Les animaux représentés avec une désarmante beauté n’en sont pas moins de vils prédateurs : l’apparente douceur de l’hyène n’est que haine latente, l’homme-sanglier de “Jumping the shadow” s’apprête à dévorer une belle au corps dormant. Les œuvres présentées se jouent de la transparence et des effets de lumière et miroir exacerbés par les nombreuses ouvertures de ce lieu unique. Diffraction, transparence et réflexion projettent ainsi les visages des hommes et femmes, dessinés à même une fenêtre ouverte sur l’exil, sur le corps d’une pseudo sirène dévorant, telle la baleine de Pinocchio, les malheureux à jamais perdus en mer pour avoir rêvé trop fort d’un Eldorado par-delà les flots. 

De la pointe Sud de l’Afrique au territoire dunkerquois, il n’y a qu’un pas.

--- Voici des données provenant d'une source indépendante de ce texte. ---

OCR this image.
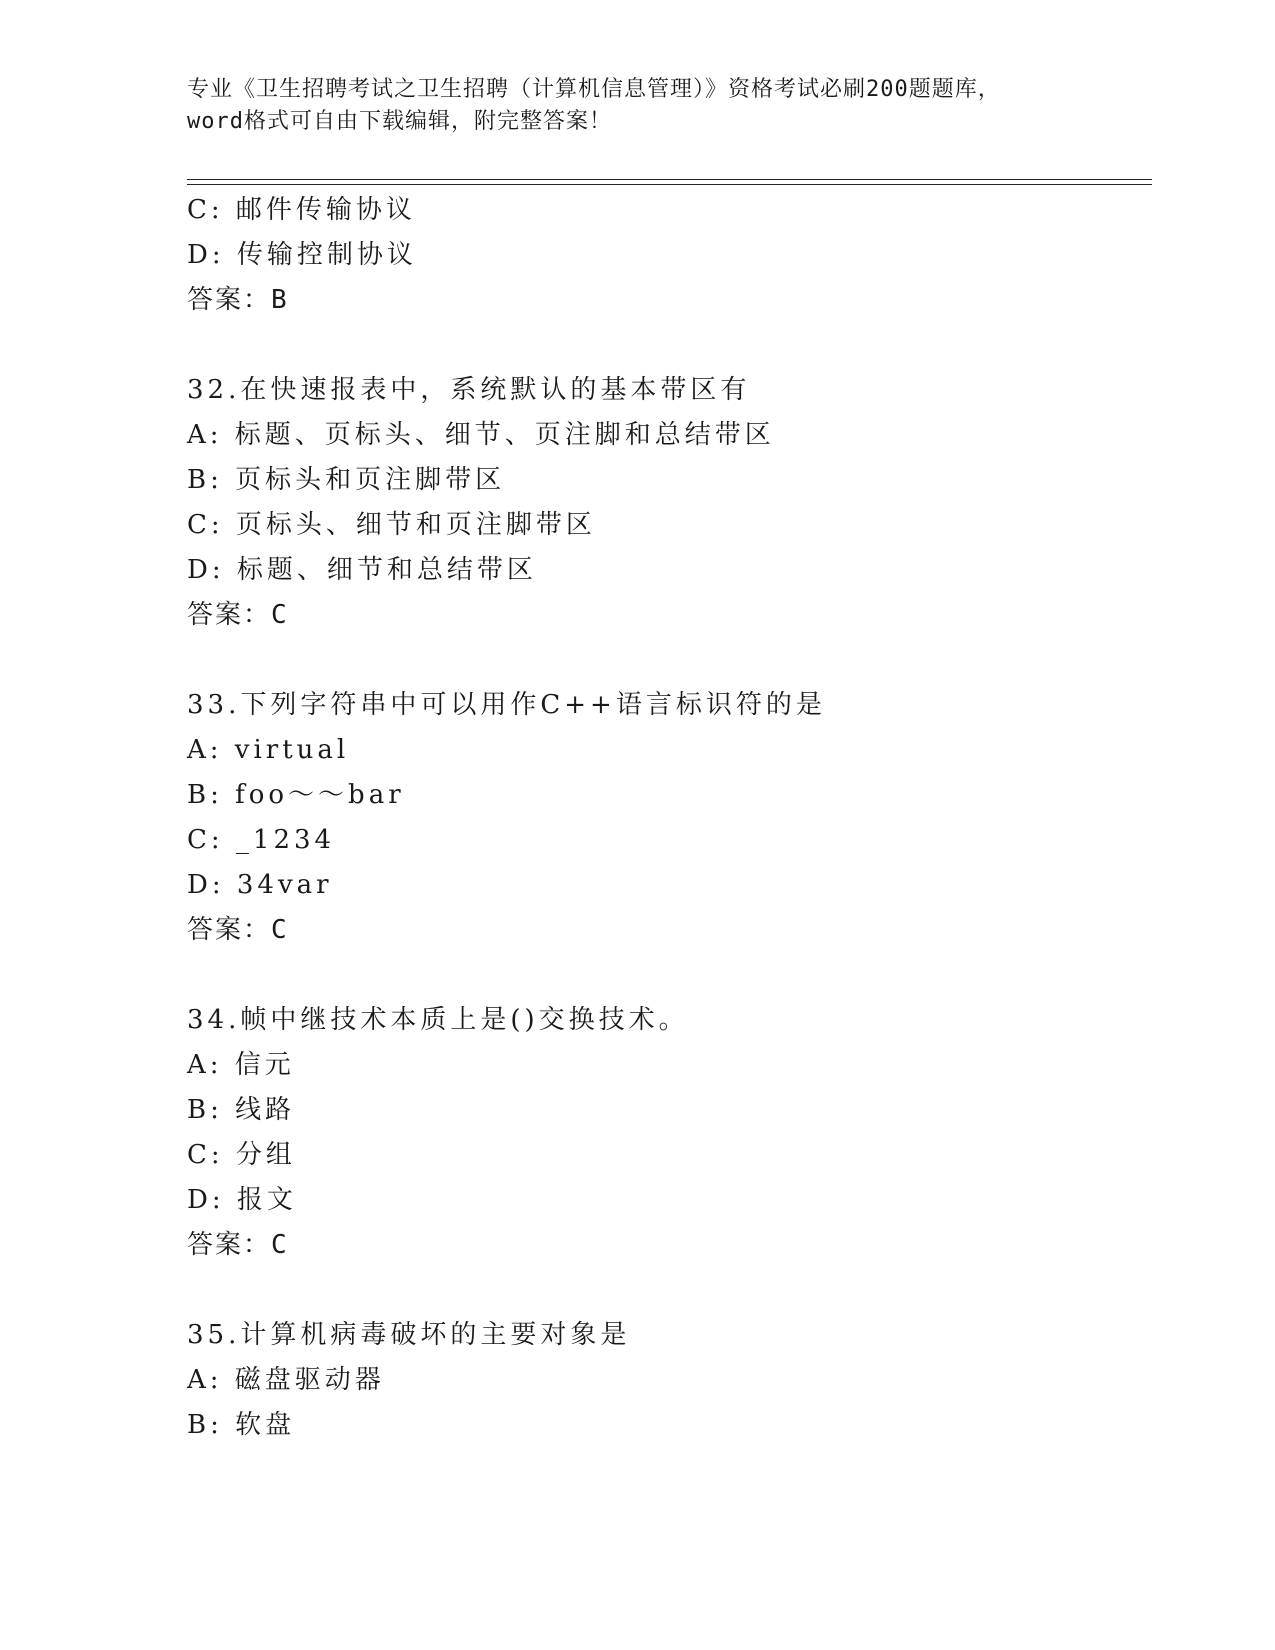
专业《卫生招聘考试之卫生招聘（计算机信息管理）》资格考试必刷200题题库，
word格式可自由下载编辑，附完整答案！
C: 邮件传输协议
D: 传输控制协议
答案：B
32.在快速报表中，系统默认的基本带区有
A: 标题、页标头、细节、页注脚和总结带区
B: 页标头和页注脚带区
C: 页标头、细节和页注脚带区
D: 标题、细节和总结带区
答案：C
33.下列字符串中可以用作C++语言标识符的是
A: virtual
B: foo～～bar
C: _1234
D: 34var
答案：C
34.帧中继技术本质上是()交换技术。
A: 信元
B: 线路
C: 分组
D: 报文
答案：C
35.计算机病毒破坏的主要对象是
A: 磁盘驱动器
B: 软盘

Porte-parole de 14 femmes migrantes, Diane Victor renouvelle son engagement envers les questions sociétales au-delà de la simple création artistique. En collaboration avec le foyer Adoma à Dunkerque, le musée et l’artiste présentent un projet de reportage photographique où ces femmes, dont le courage et l’espoir transcendent le déracinement et la souffrance, partagent leurs histoires, leurs défis et leurs espoirs. Comment ne pas se reconnaître en Nathalie ? “Je vais à la plage quand la tête me chauffe”, dit-elle. “Là-bas, la paix règne. Marcher sur le sable me procure de la paix et de la sérénité”.

Diane Victor – The Deposition of Old Ideologies – 2020 – Fusain et cendres sur papier – 210×150 cm – Courtoisie de l’Atelier le Grand Village et Ben Skinner

“Notre mémoire est gravée de formes visuelles, de souvenirs et d’aventures qui sont inscrits dans notre corps, dit l’artiste face à un corps parfois malmené, brutalisé, torturé… Le parti pris de la beauté du trait et de la poétique mise en abîme des sujets choisis n’édulcore en rien le discours fort de Diane Victor, qui à l’instar de Goya ou Otto Dix, porte un regard critique et acéré sur ses contemporains, révélant par le biais de ses gravures les innombrables atrocités qui gangrènent notre société.